Yarit menilai, misalnya ada salah satu marga membuat perkampungan baru di atas tanah adat lalu dikatakan dia melanggar karena membangun di areal KHL, apakag pantas dipidanakan.
Koordinasi dengan pihak-pihak terkait sangat penring di lakukan. Dulu kita sebatas koordinasi melalui seminar saja. Hari ini polisi dalam menangani perkara tanah selalu melibatkan pihak BPN guna meminta pendapat. Bagi saya, polisi saat ini tidak lagi melihat permaslahan tanah dari sisi pidana, tetapi juga hak atas tanah.

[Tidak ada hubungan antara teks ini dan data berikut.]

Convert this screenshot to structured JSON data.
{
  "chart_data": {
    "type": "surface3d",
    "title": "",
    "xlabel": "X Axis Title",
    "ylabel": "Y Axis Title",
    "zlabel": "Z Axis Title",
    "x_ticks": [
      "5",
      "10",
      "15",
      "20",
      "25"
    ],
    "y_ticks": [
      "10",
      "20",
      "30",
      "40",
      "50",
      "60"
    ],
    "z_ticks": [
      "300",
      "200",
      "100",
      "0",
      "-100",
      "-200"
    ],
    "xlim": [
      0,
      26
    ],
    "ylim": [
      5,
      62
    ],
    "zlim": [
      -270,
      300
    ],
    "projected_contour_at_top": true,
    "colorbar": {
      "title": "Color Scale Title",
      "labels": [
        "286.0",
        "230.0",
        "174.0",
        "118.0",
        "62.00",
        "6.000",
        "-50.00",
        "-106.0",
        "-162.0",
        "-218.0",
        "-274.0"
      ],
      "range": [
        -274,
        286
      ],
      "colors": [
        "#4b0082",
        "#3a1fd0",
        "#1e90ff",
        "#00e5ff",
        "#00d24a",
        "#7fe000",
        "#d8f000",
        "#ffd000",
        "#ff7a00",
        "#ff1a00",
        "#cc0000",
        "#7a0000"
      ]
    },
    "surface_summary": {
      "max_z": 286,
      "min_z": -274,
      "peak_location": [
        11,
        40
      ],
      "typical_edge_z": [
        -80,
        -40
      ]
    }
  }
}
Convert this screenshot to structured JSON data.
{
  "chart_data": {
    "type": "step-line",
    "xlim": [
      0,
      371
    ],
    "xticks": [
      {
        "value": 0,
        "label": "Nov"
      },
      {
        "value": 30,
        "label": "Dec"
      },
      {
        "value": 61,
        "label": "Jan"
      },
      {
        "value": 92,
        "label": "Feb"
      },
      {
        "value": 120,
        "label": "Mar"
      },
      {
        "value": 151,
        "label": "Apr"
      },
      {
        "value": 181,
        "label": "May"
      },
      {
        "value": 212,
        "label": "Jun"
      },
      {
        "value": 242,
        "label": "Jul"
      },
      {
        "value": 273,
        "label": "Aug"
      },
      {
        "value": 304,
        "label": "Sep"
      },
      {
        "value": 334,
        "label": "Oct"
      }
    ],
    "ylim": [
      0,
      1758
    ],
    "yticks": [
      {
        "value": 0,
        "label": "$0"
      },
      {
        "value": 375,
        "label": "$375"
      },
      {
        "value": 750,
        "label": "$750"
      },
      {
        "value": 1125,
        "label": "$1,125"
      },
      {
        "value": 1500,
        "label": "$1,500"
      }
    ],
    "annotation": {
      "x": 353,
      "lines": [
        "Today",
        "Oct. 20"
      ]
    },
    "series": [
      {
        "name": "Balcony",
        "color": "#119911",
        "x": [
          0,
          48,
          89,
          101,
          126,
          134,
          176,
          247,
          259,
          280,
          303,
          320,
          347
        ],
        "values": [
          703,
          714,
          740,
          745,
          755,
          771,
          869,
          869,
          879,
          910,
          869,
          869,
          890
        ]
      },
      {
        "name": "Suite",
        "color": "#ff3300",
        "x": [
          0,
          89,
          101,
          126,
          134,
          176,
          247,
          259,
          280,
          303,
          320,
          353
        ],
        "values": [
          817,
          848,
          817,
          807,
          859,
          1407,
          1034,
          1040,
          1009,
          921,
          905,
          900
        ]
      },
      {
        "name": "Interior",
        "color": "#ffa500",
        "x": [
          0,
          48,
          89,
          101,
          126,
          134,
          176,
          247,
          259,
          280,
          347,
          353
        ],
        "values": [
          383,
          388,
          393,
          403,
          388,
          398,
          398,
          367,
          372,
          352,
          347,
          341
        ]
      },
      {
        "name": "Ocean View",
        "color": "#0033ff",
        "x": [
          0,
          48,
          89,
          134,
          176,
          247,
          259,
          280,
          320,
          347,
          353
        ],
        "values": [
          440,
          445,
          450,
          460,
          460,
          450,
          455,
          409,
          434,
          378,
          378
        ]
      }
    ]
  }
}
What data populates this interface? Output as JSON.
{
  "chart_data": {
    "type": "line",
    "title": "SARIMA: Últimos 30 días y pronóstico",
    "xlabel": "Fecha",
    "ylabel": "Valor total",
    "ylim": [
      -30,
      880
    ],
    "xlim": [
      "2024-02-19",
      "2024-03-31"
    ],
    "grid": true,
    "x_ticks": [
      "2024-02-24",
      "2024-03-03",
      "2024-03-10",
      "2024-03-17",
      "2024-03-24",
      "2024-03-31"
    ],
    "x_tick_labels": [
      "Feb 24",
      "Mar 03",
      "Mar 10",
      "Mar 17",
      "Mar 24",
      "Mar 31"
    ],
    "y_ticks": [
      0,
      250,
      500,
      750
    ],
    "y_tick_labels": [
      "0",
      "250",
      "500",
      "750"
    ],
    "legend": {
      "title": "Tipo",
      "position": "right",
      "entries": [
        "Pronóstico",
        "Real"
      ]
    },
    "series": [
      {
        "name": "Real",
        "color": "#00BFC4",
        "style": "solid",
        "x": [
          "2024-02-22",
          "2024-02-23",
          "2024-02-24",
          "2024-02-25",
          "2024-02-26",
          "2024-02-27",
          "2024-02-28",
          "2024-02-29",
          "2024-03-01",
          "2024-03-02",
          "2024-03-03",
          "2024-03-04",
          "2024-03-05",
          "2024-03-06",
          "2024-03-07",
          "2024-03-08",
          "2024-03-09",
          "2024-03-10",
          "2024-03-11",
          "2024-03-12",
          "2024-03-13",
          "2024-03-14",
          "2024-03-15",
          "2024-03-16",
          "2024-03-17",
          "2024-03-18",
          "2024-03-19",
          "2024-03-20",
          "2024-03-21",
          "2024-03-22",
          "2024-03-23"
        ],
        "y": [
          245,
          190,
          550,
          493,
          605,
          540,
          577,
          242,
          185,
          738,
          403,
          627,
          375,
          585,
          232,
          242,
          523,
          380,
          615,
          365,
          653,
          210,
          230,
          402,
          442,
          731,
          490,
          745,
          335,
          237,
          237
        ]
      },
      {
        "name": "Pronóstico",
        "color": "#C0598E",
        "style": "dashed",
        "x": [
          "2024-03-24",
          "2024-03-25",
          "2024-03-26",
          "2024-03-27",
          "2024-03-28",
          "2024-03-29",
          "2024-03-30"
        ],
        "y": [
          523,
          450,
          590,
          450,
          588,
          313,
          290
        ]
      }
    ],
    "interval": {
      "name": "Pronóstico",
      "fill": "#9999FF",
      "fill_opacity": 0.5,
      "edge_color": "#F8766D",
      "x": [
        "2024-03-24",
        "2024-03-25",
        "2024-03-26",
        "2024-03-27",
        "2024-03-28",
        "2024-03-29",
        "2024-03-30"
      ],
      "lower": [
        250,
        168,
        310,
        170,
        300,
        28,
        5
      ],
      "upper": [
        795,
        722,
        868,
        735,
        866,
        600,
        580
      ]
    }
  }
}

Mudah-mudahan itu berkembang terus kedepannya,” kata Yarit.
Sementara, Kepala Seksi Pidana Umum, Eko Nuryanto, dalam penyampaiannya mengatakan, modus operandi yang ada terkait tindak pidana tanah merupakan ranahnya KUHP. Tindak pidananya mirip tindak pidana korupsi, selalu terorganisir dan biasanya dilakukan secara rapi agar tidak mudah terbaca.
Aparat penegak hukum dan instansi lain diharapkan melaksanakan tupoksinya secara baik. Diupayakan untuk meminimalisir berbagai kesalahan.
Diharapkan adanya undang-undang yang mengatur tentang tindak pidana tanah,” kata Eko.